Vikram Ajjampur, an iPhone customer in Florida, and William Devito, a New York iPad customer, filed the suit in federal court April 22 in Tampa, Florida.
“The accessibility of the unencrypted information collected by Apple places users at serious risk of privacy invasions, including stalking” (.pdf), the lawsuit states….
Ajjampur and Devito are seeking class action status to represent U.S. iPhone and iPad customers. The complaint seeks an injunction requiring Apple to disable the data collection in a software update, and it also seeks damages for violations committed.
(Emphasis added.) Well, I will have to disagree with Mr. Reynolds. The most likely outcome here is that these class representatives will secure benefits primary to themselves, their lawyers will make millions, and we the people will be lucky if we get that update they are talking about. It will not be interesting, but the latest tediously predictable example of abuse in the class action system.
Consider, for example these recent class actions. For instance, there was a controversy a few years back when someone discovered some discarded game code opening up a (terrible looking) sex game in Grand Theft Auto: San Andreas, which you could only find if you actually hacked the game. This apparently horrified parents who were apparently okay with the usual action in the Grand Theft Auto series, which includes giving players the option of having sex with a prostitute in a car (complete with rocking car and moans), and then running over said prostitute and collecting the money you just gave her for the sex.
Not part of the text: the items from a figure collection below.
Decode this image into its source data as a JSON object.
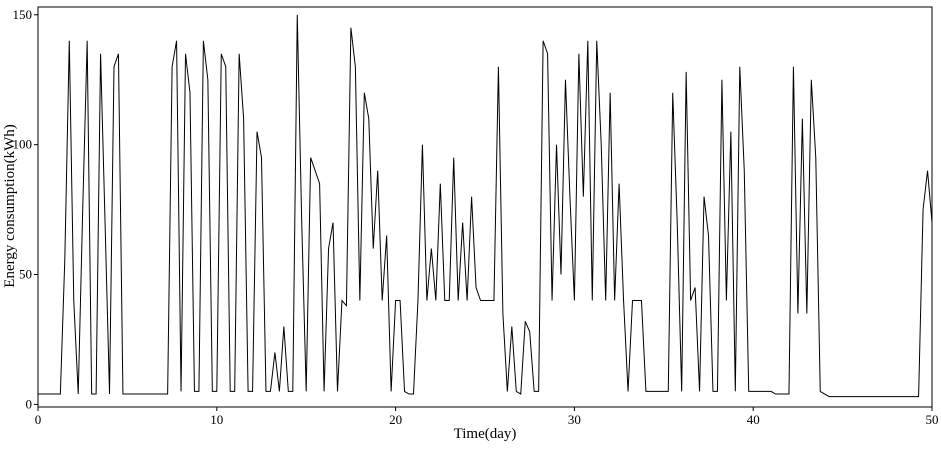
{
  "chart_data": {
    "type": "line",
    "xlabel": "Time(day)",
    "ylabel": "Energy consumption(kWh)",
    "color": "#000000",
    "xlim": [
      0,
      50
    ],
    "ylim": [
      -1,
      153
    ],
    "xticks": [
      0,
      10,
      20,
      30,
      40,
      50
    ],
    "yticks": [
      0,
      50,
      100,
      150
    ],
    "x": [
      0,
      0.25,
      0.5,
      0.75,
      1,
      1.25,
      1.5,
      1.75,
      2,
      2.25,
      2.5,
      2.75,
      3,
      3.25,
      3.5,
      3.75,
      4,
      4.25,
      4.5,
      4.75,
      5,
      5.25,
      5.5,
      5.75,
      6,
      6.25,
      6.5,
      6.75,
      7,
      7.25,
      7.5,
      7.75,
      8,
      8.25,
      8.5,
      8.75,
      9,
      9.25,
      9.5,
      9.75,
      10,
      10.25,
      10.5,
      10.75,
      11,
      11.25,
      11.5,
      11.75,
      12,
      12.25,
      12.5,
      12.75,
      13,
      13.25,
      13.5,
      13.75,
      14,
      14.25,
      14.5,
      14.75,
      15,
      15.25,
      15.5,
      15.75,
      16,
      16.25,
      16.5,
      16.75,
      17,
      17.25,
      17.5,
      17.75,
      18,
      18.25,
      18.5,
      18.75,
      19,
      19.25,
      19.5,
      19.75,
      20,
      20.25,
      20.5,
      20.75,
      21,
      21.25,
      21.5,
      21.75,
      22,
      22.25,
      22.5,
      22.75,
      23,
      23.25,
      23.5,
      23.75,
      24,
      24.25,
      24.5,
      24.75,
      25,
      25.25,
      25.5,
      25.75,
      26,
      26.25,
      26.5,
      26.75,
      27,
      27.25,
      27.5,
      27.75,
      28,
      28.25,
      28.5,
      28.75,
      29,
      29.25,
      29.5,
      29.75,
      30,
      30.25,
      30.5,
      30.75,
      31,
      31.25,
      31.5,
      31.75,
      32,
      32.25,
      32.5,
      32.75,
      33,
      33.25,
      33.5,
      33.75,
      34,
      34.25,
      34.5,
      34.75,
      35,
      35.25,
      35.5,
      35.75,
      36,
      36.25,
      36.5,
      36.75,
      37,
      37.25,
      37.5,
      37.75,
      38,
      38.25,
      38.5,
      38.75,
      39,
      39.25,
      39.5,
      39.75,
      40,
      40.25,
      40.5,
      40.75,
      41,
      41.25,
      41.5,
      41.75,
      42,
      42.25,
      42.5,
      42.75,
      43,
      43.25,
      43.5,
      43.75,
      44,
      44.25,
      44.5,
      44.75,
      45,
      45.25,
      45.5,
      45.75,
      46,
      46.25,
      46.5,
      46.75,
      47,
      47.25,
      47.5,
      47.75,
      48,
      48.25,
      48.5,
      48.75,
      49,
      49.25,
      49.5,
      49.75,
      50
    ],
    "values": [
      4,
      4,
      4,
      4,
      4,
      4,
      56,
      140,
      40,
      4,
      75,
      140,
      4,
      4,
      135,
      70,
      4,
      130,
      135,
      4,
      4,
      4,
      4,
      4,
      4,
      4,
      4,
      4,
      4,
      4,
      130,
      140,
      5,
      135,
      120,
      5,
      5,
      140,
      125,
      5,
      5,
      135,
      130,
      5,
      5,
      135,
      110,
      5,
      5,
      105,
      95,
      5,
      5,
      20,
      5,
      30,
      5,
      5,
      150,
      70,
      5,
      95,
      90,
      85,
      5,
      60,
      70,
      5,
      40,
      38,
      145,
      130,
      40,
      120,
      110,
      60,
      90,
      40,
      65,
      5,
      40,
      40,
      5,
      4,
      4,
      40,
      100,
      40,
      60,
      40,
      85,
      40,
      40,
      95,
      40,
      70,
      40,
      80,
      45,
      40,
      40,
      40,
      40,
      130,
      35,
      5,
      30,
      5,
      4,
      32,
      28,
      5,
      5,
      140,
      135,
      40,
      100,
      50,
      125,
      80,
      40,
      135,
      80,
      140,
      40,
      140,
      100,
      40,
      120,
      40,
      85,
      40,
      5,
      40,
      40,
      40,
      5,
      5,
      5,
      5,
      5,
      5,
      120,
      70,
      5,
      128,
      40,
      45,
      5,
      80,
      65,
      5,
      5,
      125,
      40,
      105,
      5,
      130,
      90,
      5,
      5,
      5,
      5,
      5,
      5,
      4,
      4,
      4,
      4,
      130,
      35,
      110,
      35,
      125,
      95,
      5,
      4,
      3,
      3,
      3,
      3,
      3,
      3,
      3,
      3,
      3,
      3,
      3,
      3,
      3,
      3,
      3,
      3,
      3,
      3,
      3,
      3,
      3,
      75,
      90,
      70
    ]
  }
}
That resulted in a settlement giving up $35 in damages per customer if they seek it (at last reporting, none had). Meanwhile, the class representatives were paid almost $25,000 for their trouble and the lawyers were paid $1 million.
Or take this one. Did you know that loud noises hurt your ears? Well, according to this suit, the ordinary reasonably prudent person doesn’t know that and thus turns up their Bluetooth to 11, because they are not properly warned. The class got nothing, a few charities got some money, and representatives sought $12K and their lawyers sought $850K.
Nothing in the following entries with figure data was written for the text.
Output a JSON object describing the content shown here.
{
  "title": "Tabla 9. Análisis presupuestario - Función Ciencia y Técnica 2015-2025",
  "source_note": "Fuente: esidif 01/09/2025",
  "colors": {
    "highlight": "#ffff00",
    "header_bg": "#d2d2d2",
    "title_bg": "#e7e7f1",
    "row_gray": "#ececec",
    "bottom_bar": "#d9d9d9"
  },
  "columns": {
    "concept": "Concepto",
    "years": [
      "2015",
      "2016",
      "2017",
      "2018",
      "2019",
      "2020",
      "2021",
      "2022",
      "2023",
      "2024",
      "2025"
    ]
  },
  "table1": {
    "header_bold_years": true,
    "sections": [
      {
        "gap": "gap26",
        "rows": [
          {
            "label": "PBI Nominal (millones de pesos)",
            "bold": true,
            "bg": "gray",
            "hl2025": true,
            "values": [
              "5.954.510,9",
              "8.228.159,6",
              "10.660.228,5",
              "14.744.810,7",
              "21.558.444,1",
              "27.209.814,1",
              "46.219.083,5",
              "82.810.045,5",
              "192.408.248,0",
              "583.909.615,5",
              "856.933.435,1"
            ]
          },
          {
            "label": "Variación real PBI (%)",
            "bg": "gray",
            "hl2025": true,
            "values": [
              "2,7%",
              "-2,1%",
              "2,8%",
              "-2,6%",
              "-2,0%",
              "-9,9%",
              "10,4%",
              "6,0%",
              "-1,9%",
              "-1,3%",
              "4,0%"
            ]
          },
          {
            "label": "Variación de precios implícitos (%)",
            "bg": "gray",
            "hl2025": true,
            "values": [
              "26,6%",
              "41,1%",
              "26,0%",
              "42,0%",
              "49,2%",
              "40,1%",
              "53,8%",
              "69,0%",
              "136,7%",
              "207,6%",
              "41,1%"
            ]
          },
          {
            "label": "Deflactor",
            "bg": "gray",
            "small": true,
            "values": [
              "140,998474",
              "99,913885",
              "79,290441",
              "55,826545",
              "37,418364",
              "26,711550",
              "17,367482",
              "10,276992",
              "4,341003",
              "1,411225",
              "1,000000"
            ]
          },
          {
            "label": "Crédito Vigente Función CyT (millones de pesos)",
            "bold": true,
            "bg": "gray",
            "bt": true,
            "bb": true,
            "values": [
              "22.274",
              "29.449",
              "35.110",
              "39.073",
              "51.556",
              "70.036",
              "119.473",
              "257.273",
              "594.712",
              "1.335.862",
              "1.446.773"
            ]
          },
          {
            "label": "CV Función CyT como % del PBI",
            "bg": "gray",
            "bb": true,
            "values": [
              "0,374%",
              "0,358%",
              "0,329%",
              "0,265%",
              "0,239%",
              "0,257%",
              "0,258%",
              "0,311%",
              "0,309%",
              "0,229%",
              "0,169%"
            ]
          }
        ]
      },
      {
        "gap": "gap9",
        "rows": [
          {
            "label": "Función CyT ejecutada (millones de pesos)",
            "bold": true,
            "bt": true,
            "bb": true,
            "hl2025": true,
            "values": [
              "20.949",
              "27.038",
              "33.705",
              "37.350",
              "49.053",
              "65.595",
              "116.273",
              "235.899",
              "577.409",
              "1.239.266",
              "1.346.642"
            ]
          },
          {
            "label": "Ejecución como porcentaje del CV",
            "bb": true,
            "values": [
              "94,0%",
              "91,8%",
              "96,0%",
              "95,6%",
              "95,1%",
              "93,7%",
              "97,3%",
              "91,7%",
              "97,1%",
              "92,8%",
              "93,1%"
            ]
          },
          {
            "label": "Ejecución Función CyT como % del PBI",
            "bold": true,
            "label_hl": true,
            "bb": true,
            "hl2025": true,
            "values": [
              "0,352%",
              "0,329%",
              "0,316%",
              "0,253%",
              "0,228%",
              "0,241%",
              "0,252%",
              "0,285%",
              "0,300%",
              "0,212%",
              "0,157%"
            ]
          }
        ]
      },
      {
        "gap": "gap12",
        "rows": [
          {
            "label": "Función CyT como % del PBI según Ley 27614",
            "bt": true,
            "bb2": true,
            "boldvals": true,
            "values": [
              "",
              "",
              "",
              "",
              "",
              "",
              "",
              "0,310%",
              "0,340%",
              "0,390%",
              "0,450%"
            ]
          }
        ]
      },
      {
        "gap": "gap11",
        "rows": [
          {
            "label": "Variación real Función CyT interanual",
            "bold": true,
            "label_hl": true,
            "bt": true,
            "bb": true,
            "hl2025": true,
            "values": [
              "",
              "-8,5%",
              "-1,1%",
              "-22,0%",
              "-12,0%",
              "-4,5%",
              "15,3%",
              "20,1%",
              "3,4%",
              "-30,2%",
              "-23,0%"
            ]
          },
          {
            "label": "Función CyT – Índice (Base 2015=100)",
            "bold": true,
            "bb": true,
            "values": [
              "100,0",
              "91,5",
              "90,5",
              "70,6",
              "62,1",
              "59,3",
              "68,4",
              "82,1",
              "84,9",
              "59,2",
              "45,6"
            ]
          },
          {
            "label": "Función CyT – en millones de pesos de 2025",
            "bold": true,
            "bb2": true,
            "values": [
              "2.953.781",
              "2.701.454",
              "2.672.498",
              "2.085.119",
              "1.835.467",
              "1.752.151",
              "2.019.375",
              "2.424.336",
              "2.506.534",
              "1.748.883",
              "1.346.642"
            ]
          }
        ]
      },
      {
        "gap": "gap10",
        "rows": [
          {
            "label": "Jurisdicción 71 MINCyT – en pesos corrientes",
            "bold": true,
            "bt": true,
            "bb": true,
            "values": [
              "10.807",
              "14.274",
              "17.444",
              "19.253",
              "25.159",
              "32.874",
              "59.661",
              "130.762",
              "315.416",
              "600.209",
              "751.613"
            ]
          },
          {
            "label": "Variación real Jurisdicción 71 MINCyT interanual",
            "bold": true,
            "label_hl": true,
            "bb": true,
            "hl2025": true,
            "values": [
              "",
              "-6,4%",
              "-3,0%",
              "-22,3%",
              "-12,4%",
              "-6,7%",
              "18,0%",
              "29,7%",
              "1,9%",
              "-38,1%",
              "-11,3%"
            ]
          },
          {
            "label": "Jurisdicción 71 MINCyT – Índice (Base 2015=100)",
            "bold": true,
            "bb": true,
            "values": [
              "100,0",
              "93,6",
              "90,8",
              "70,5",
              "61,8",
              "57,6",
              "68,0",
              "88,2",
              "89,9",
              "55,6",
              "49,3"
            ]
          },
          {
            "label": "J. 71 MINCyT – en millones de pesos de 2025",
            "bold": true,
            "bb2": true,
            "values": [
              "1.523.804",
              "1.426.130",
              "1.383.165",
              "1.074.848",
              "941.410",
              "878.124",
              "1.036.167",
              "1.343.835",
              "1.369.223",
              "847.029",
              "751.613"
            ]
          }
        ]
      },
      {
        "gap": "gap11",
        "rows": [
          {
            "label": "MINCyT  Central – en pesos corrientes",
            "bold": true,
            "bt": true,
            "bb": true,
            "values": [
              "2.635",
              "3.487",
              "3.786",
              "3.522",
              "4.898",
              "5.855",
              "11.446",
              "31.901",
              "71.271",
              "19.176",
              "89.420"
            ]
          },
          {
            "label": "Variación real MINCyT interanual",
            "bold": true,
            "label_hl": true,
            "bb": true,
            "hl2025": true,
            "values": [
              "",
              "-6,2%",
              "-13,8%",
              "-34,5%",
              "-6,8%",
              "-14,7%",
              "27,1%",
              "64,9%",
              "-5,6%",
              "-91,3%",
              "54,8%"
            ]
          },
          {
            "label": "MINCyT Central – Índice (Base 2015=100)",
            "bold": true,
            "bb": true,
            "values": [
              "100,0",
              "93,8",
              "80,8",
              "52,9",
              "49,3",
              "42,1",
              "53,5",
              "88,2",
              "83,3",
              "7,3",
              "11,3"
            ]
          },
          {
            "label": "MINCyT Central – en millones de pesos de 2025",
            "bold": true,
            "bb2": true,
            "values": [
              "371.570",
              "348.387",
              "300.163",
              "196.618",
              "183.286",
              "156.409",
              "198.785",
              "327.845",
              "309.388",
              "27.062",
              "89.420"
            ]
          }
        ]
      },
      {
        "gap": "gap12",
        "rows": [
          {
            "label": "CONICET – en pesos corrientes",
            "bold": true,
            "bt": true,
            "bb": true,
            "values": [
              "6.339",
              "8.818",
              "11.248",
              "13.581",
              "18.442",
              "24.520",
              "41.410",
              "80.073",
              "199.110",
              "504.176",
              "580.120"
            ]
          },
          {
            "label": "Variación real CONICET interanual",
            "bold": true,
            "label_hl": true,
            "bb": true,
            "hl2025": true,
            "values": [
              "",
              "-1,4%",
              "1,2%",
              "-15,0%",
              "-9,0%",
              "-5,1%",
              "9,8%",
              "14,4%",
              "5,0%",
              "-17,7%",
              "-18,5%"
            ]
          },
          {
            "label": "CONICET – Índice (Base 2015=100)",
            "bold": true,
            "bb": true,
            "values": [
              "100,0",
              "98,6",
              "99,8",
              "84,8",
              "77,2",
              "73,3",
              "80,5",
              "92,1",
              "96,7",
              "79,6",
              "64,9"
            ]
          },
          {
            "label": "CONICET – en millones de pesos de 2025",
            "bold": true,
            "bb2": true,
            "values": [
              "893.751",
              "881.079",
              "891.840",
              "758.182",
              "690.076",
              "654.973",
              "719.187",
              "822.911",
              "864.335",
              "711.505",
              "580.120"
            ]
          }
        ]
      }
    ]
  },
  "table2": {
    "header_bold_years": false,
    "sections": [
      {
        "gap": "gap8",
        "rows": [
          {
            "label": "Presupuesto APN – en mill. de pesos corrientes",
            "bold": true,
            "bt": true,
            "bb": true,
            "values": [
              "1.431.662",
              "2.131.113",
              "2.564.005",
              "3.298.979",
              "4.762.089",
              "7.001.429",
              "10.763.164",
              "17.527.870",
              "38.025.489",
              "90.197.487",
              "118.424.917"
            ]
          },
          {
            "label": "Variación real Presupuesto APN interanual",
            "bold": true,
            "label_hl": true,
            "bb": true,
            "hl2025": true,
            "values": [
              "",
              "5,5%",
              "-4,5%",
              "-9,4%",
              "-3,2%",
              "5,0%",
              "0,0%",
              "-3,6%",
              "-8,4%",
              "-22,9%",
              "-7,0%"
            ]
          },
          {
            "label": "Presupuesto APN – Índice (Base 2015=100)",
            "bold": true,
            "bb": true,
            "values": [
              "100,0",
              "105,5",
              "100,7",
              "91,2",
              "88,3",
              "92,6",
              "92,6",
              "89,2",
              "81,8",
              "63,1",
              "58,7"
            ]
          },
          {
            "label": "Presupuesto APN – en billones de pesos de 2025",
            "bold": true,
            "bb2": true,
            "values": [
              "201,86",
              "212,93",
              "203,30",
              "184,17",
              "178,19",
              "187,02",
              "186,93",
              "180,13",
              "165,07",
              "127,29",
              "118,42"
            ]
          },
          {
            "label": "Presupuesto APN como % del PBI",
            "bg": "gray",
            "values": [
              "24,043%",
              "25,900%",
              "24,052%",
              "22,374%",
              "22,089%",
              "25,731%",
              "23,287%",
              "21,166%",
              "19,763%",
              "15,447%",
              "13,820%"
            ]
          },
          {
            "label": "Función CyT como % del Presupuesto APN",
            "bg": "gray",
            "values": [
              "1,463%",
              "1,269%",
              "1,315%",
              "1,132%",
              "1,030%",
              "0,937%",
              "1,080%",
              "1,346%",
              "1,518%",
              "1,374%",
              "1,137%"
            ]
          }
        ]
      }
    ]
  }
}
Seriously, follow Overlawyered for a month, and you will see many cases like this.
The point is that class actions are the dirtiest area in law. If you want to talk about lawsuit abuse, there is the poster child. I am not sure if they should be abolished altogether, but at the very least this is an area in serious need of reform because 1) it encourages lawsuits on the most ridiculous theories and 2) even if there is merit, the vast majority of the aggrieved get little in compensation. Indeed, we are unlikely even to get some fun discovery on the subject, here–they will most likely settle before it comes to that.
So not interesting, but a tedious example of how broken the class action system is. At least that is my prediction.